Billets d'Humeur

Les brèves (pas tant que ça !) de la mouette rieuse

Comment rater à coup sûr son projet d’Excellence Opérationnelle

Après de nombreuses interventions et encore de plus nombreux audits, je ne résiste pas à partager ce qui pourrait expliquer que près de 75% des entreprises qui ont engagé une démarche d’excellence opérationnelle fassent le constat cuisant d’un échec (lean lab staff) ! Oh, pas vraiment acté cet échec, ni non plus admis, moins encore analysé : simplement usé, dilué dans le quotidien qui n’avait d’ailleurs jamais vraiment su céder sa place ; pas délibérément abandonné, mais délaissé.

A mon sens, il y a dans ces entreprises-là quelques attitudes communes, cinq d’après mes instantanés mis en perspective, qu’il peut être judicieux de prendre en compte avant de se lancer ou après avoir accepté l’idée de remettre le fil sur l’ouvrage, à moins d’y être contraint par l’anxiété du dépôt de bilan. Mais dans ce dernier cas, allumez un gros cierge, acceptez un conseil expérimenté qui ose vous bousculer et… priez, avec ferveur après avoir lu ces quelques lignes.

Il me semble que, malgré la gravité et le sérieux du sujet, pris sous le signe de l’humour et de l’autodérision, l’analyse des cinq causes d’échec des projets d’excellence opérationnelle, pourrait laisser entrer insidieusement, tel un sourire, quelques images susceptibles de fissurer les certitudes qui y ont conduit. Comment rater à coup sûr son projet à l’instar des « 160 loi de Chalvin ou l’art de saborder sa vie professionnelle » qui dans le même esprit démontrait par la dérision, ce second degré sans lequel l’égo ne sait pas se remettre en question, les conduites à ne pas tenir en affirmant son contraire ! La bonne blague….

Vous allez donc, à coup sûr, rater votre projet d’excellence industrielle :

1. En diffusant et en partageant abondamment les alibis contre l’innovation :
Epargnez-vous le temps d’en faire la liste, elle existe déjà.

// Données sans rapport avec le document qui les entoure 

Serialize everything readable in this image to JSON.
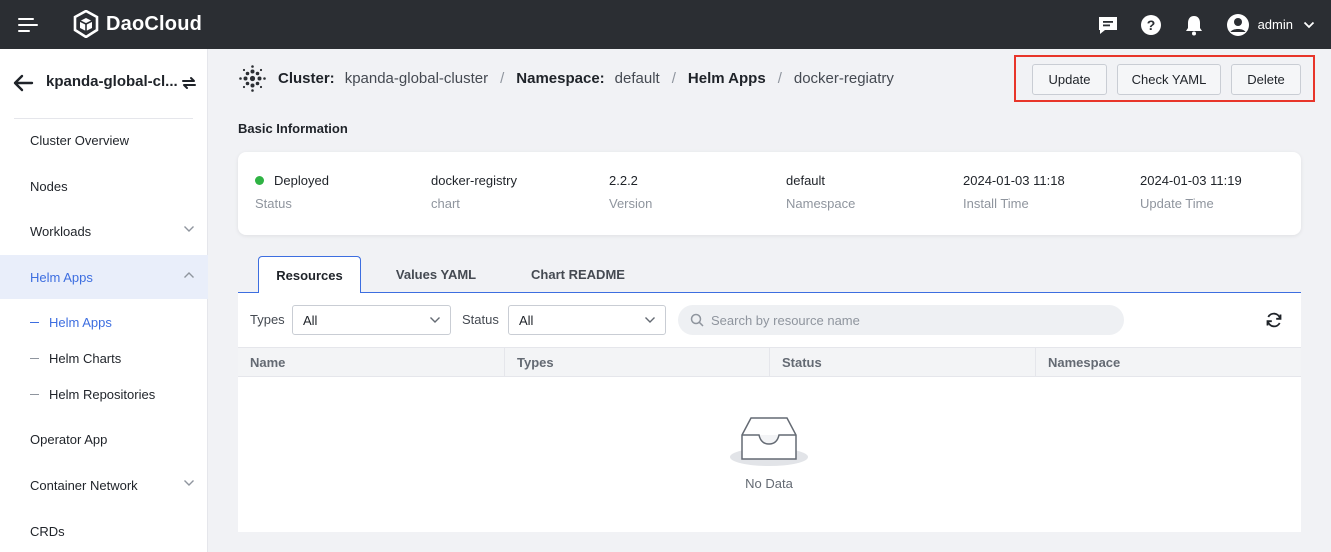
{
  "app": {
    "brand": "DaoCloud",
    "user_name": "admin",
    "icons": [
      "menu-icon",
      "daocloud-logo",
      "message-icon",
      "help-icon",
      "bell-icon",
      "user-icon",
      "chevron-down-icon"
    ]
  },
  "sidebar": {
    "cluster_name": "kpanda-global-cl...",
    "items": [
      {
        "label": "Cluster Overview"
      },
      {
        "label": "Nodes"
      },
      {
        "label": "Workloads"
      },
      {
        "label": "Helm Apps"
      },
      {
        "label": "Operator App"
      },
      {
        "label": "Container Network"
      },
      {
        "label": "CRDs"
      }
    ],
    "sub_items": [
      {
        "label": "Helm Apps"
      },
      {
        "label": "Helm Charts"
      },
      {
        "label": "Helm Repositories"
      }
    ],
    "active_item": "Helm Apps",
    "active_sub_item": "Helm Apps"
  },
  "breadcrumb": {
    "cluster_label": "Cluster:",
    "cluster_value": "kpanda-global-cluster",
    "namespace_label": "Namespace:",
    "namespace_value": "default",
    "section": "Helm Apps",
    "current": "docker-regiatry",
    "separator": "/"
  },
  "actions": {
    "update": "Update",
    "check_yaml": "Check YAML",
    "delete": "Delete",
    "highlight_color": "#e8352a"
  },
  "basic_info": {
    "title": "Basic Information",
    "fields": [
      {
        "value": "Deployed",
        "label": "Status"
      },
      {
        "value": "docker-registry",
        "label": "chart"
      },
      {
        "value": "2.2.2",
        "label": "Version"
      },
      {
        "value": "default",
        "label": "Namespace"
      },
      {
        "value": "2024-01-03 11:18",
        "label": "Install Time"
      },
      {
        "value": "2024-01-03 11:19",
        "label": "Update Time"
      }
    ],
    "status_color": "#2fb344"
  },
  "tabs": [
    {
      "label": "Resources",
      "active": true
    },
    {
      "label": "Values YAML",
      "active": false
    },
    {
      "label": "Chart README",
      "active": false
    }
  ],
  "filters": {
    "types_label": "Types",
    "types_value": "All",
    "status_label": "Status",
    "status_value": "All",
    "search_placeholder": "Search by resource name"
  },
  "table": {
    "columns": [
      "Name",
      "Types",
      "Status",
      "Namespace"
    ],
    "rows": [],
    "empty_text": "No Data"
  },
  "colors": {
    "topbar": "#2b2e33",
    "accent": "#3d6ee0",
    "background": "#f1f2f5"
  }
}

Certes, elle n’est pas exhaustive mais la plupart, les plus efficaces, y sont clairement repérés : je n’ai pas le temps et sa variante, ce n’est pas le moment, on a toujours fait comme ça et son corollaire, chez nous c’est particulier, ça va changer trop de choses renforcé par nos gens ne seront pas d’accord, ou le fataliste on a tout essayé, qui trouve ses excuses dans ce sentencieux c’est trop compliqué ! Autant d’excellents justificatifs qui impriment de façon indélébile « l’impossibilitique » cette extraordinaire matière qui ne s’apprend pas à l’école mais qui contrairement aux mathématiques, est innée chez la plupart des collaborateurs de l’entreprise à commencer par ses dirigeants. On s’y améliore sans effort particulier ni concentration spécifique, sans plus de cours magistraux non plus d’ailleurs, simplement au fil de notre histoire et de nos expériences confrontées à une certaine fatalité. Mais force est de constater de réels progrès sensibles et ceci uniformément. Si vous voulez rater votre démarche d’excellence opérationnelle, surtout persévérez dans cette fatalité et accrochez-vous aux alibis. Fermement !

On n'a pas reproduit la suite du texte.